Fed might act in December meeting, is fiscal stimulus is delayed

The FOMC meeting held in the shadow of the presidential elections did not create much noise as it did not contain much change in the policy statement. (Tera Yatırım)

The picture of the economy is more uncertain than before and the situation is more likely to deteriorate. In this regard, Powell continues to call for financial support. The increase in Covid cases is alarming, and the delay in financial incentives prevents consumption expenditures from recovering from the bottom. There has not been a revival that will meet the Fed's average inflation target.

We see that both Powell's and Lagarde's recent statements focused on financial incentives during this period, when the economic recovery has lost momentum after the central banks have reached the highest level in monetary incentives.

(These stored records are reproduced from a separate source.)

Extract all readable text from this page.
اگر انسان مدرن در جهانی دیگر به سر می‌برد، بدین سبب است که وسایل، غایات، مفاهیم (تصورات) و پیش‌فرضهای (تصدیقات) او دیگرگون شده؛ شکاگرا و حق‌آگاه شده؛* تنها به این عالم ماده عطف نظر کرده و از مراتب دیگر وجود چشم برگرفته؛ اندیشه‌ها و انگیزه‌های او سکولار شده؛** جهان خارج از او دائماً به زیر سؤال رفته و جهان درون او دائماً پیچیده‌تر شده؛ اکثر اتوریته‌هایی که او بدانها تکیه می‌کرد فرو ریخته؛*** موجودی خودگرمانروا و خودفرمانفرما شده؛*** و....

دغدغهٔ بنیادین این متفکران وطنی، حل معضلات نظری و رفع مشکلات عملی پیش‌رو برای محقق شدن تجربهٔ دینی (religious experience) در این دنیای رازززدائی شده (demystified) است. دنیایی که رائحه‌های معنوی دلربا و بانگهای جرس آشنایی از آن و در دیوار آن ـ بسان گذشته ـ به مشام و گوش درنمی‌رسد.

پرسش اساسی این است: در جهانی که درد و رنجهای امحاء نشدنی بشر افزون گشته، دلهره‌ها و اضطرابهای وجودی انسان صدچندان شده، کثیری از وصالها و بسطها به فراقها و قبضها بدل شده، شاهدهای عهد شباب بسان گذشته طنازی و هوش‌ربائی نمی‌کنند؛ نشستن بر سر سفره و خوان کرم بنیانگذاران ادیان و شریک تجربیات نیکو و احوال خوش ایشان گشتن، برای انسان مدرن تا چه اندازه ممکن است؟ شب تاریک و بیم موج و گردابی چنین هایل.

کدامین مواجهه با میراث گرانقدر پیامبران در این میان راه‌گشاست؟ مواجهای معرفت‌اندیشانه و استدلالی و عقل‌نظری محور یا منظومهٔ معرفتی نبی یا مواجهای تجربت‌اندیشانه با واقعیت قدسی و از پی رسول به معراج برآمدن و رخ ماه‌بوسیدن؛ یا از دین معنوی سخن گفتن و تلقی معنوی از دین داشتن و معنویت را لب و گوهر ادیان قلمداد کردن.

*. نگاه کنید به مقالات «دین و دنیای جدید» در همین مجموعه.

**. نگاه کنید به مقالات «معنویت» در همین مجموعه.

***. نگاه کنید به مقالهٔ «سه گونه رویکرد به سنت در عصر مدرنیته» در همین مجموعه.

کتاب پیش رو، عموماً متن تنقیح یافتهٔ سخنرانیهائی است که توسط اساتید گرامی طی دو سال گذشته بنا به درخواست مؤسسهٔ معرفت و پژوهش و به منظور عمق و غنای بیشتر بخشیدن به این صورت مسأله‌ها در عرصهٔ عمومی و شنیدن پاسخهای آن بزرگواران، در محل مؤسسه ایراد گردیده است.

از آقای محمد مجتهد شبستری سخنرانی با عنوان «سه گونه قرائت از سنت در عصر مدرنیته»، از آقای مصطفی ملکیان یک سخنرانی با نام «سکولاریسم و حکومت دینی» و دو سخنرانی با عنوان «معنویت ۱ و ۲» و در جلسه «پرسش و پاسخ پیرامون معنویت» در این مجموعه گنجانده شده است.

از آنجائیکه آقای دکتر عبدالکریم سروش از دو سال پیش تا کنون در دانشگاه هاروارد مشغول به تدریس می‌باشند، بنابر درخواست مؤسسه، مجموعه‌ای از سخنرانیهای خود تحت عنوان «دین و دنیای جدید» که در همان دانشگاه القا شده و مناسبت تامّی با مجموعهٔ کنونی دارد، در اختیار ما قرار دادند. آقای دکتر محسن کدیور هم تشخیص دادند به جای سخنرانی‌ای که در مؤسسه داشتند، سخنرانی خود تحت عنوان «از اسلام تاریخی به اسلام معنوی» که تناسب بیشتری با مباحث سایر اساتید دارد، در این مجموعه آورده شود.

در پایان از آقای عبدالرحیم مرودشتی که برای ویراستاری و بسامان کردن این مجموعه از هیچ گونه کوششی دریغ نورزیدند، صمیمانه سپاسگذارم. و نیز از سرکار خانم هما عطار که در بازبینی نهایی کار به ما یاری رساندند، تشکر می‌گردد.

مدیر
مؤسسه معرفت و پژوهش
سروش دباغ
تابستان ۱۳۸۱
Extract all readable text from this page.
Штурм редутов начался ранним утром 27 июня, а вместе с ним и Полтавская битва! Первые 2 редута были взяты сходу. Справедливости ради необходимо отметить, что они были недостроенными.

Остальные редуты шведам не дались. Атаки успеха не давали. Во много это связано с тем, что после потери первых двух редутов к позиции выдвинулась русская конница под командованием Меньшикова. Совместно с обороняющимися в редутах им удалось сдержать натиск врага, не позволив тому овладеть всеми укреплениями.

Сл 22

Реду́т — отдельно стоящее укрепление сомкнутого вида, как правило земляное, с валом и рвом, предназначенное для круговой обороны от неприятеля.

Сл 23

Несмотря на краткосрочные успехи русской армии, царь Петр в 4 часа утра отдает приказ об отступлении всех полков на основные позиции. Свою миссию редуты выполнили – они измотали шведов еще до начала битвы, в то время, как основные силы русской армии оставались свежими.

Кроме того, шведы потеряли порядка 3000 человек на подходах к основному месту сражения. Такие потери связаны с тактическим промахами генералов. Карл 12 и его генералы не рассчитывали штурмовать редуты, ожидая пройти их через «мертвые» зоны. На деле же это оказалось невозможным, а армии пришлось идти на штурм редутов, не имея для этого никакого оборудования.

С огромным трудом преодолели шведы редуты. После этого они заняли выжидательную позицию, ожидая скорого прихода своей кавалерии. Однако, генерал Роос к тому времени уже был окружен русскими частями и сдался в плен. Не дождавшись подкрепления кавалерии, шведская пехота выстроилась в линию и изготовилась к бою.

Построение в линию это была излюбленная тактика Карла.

During the quantitative easing period, the Fed will allow inflation to rise somewhat above the ex-target of 2%. However, in this environment of unemployment, reduction in income and Covid-19, if financial incentives are not resolved in the short term, the economy may continue to slow down. Demand will also be far from inflationary. Unless a relationship can be established between QE and inflation, abundant liquidity will not create a money cycle in the real economy.

Biden will become the new President of the United States if there will be no last minute miracle. The Senate will likely remain with the Republicans, and the bipartisan legislature will mean that the size of the fiscal incentives would be below what is predicted by Blue Wave theory. The handover will take place in January, if there is no temporary funding until Biden moves to the office, there may be another 2 months waiting time. If the financial package is delayed, the Fed might make an additional move in asset purchases in December.